Quels sont ses liens avec le Service Social ? Alors qu’il est souvent mentionné que Roland Assathiany est une personnalité distinguée de l’histoire de l’éducation spécialisée du XXème siècle, c’est trop oublier que son rapport au service social, ses liens et ses apports sont importants. Rappelons qu’il est dit de lui « le premier homme du service social », de 1932 à 1935. Dans une interview, il l’a réfuté : « Peut-être pas le premier, le second sûrement ».
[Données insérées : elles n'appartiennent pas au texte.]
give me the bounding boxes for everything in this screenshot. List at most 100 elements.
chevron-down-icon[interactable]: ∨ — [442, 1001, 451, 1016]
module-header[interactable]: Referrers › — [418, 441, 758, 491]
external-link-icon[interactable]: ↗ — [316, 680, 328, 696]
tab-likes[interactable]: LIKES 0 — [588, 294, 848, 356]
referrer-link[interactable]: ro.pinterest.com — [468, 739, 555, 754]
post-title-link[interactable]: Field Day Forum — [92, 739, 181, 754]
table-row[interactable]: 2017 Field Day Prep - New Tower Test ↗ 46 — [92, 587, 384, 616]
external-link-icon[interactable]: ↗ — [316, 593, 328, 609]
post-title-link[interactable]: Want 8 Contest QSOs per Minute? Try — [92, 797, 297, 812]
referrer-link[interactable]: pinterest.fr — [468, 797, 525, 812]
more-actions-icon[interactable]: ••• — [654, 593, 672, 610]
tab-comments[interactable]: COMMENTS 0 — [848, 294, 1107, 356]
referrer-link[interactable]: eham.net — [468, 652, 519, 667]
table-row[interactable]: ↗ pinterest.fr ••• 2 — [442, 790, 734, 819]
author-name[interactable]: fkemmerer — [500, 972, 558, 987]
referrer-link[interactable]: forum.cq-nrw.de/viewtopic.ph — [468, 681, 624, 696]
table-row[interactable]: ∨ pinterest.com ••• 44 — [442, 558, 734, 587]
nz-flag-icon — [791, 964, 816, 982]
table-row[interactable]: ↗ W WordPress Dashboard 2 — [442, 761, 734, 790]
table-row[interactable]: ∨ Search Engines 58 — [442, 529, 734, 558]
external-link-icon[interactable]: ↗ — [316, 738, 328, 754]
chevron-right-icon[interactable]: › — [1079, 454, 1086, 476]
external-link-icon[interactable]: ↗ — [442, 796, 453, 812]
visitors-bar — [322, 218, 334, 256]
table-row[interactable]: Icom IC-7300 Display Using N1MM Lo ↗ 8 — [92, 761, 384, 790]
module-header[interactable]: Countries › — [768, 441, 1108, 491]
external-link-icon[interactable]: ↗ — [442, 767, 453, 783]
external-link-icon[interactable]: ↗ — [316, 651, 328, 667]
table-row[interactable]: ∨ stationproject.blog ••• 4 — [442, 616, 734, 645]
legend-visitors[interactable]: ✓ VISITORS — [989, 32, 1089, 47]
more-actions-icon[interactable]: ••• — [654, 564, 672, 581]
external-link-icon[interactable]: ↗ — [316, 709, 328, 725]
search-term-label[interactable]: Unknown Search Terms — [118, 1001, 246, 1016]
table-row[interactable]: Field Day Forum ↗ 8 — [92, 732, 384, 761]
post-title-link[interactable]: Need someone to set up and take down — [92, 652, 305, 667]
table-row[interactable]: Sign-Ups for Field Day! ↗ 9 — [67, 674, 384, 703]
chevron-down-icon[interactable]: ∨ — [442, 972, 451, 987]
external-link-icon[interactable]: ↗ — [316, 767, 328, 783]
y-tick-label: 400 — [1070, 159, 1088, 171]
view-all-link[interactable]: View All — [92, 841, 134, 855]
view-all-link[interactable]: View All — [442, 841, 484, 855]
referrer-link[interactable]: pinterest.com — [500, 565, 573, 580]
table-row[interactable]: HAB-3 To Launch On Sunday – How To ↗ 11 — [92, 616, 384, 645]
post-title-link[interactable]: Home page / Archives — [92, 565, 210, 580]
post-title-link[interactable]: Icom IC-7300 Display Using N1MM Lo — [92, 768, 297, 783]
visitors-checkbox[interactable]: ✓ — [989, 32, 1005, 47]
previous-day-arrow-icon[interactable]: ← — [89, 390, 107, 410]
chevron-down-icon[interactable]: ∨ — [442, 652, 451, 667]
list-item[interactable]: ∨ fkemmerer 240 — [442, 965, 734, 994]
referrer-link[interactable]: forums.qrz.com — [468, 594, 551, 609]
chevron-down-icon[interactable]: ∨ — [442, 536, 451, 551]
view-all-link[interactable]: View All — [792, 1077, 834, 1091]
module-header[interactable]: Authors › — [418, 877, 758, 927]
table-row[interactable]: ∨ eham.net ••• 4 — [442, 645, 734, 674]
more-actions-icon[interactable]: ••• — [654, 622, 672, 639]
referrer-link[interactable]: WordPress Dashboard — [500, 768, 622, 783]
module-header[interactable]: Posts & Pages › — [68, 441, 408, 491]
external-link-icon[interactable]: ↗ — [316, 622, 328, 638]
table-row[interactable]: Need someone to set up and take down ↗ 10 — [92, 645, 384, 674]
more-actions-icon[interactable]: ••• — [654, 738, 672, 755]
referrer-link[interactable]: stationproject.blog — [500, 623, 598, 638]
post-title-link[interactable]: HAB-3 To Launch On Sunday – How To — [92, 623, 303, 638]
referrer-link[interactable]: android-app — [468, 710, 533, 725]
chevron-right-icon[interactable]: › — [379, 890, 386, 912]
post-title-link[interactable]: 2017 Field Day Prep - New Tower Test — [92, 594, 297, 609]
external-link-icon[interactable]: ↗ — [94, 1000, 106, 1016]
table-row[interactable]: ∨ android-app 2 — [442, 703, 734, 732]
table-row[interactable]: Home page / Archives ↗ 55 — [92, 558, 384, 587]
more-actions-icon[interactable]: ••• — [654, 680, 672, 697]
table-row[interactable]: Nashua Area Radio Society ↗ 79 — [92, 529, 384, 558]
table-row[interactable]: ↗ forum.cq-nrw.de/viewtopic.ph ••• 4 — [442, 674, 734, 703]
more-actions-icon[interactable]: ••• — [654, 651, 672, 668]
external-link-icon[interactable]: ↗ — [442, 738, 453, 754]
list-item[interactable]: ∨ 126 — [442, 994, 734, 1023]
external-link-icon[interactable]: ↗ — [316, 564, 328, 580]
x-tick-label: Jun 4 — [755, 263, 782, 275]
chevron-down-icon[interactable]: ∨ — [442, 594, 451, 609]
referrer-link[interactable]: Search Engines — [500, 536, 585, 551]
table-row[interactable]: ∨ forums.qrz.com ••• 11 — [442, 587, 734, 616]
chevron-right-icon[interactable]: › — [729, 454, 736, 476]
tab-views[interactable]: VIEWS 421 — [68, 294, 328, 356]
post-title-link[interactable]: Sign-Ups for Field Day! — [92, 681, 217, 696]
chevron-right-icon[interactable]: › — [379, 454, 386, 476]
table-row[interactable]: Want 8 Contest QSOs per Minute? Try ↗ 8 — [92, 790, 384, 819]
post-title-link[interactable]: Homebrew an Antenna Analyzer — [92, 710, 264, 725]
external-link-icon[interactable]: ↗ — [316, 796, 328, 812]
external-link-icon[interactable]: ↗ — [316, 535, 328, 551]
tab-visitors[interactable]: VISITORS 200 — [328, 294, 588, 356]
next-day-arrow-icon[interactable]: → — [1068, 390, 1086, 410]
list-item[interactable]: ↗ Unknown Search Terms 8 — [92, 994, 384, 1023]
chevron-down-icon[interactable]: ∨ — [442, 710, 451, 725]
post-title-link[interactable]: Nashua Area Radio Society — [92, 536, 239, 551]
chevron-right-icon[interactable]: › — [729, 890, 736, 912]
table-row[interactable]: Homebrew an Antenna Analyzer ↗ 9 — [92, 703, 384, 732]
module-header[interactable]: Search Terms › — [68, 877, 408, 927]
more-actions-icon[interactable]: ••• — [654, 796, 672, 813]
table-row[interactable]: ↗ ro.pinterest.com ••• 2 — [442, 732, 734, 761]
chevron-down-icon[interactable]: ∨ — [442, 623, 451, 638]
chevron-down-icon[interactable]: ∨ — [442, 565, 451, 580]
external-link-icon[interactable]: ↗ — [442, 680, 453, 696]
En fait, dit-il « Je n’ai jamais eu le diplôme ». et il explique : « j’ai suivi une formation intensive » au Pot de Fer, service pour lequel il a effectué des enquêtes pour le compte des tribunaux. « A l’époque, ce travail fut considéré comme une innovation qui doit impulser un nouveau modèle de justice innervé par le social et davantage centré sur la figure de ‘‘l’enfance’’ en danger. ». Concernant Sa formation a été interne au Pot de Fer, et il l’a vécu comme « sa première expérience véritablement formatrice dans un milieu entièrement féminin ». Il précise que « à cette époque, c’était surtout des femmes qui se consacraient au service social dans un esprit de sacerdoce, sans compter leur temps ». Et il ajoute « dans ce milieu essentiellement féminin, je ne me trouvais pas bien. J’ai cependant beaucoup appris, j’ai appris la rigueur, le respect de l’autre et le refus de la démagogie ».  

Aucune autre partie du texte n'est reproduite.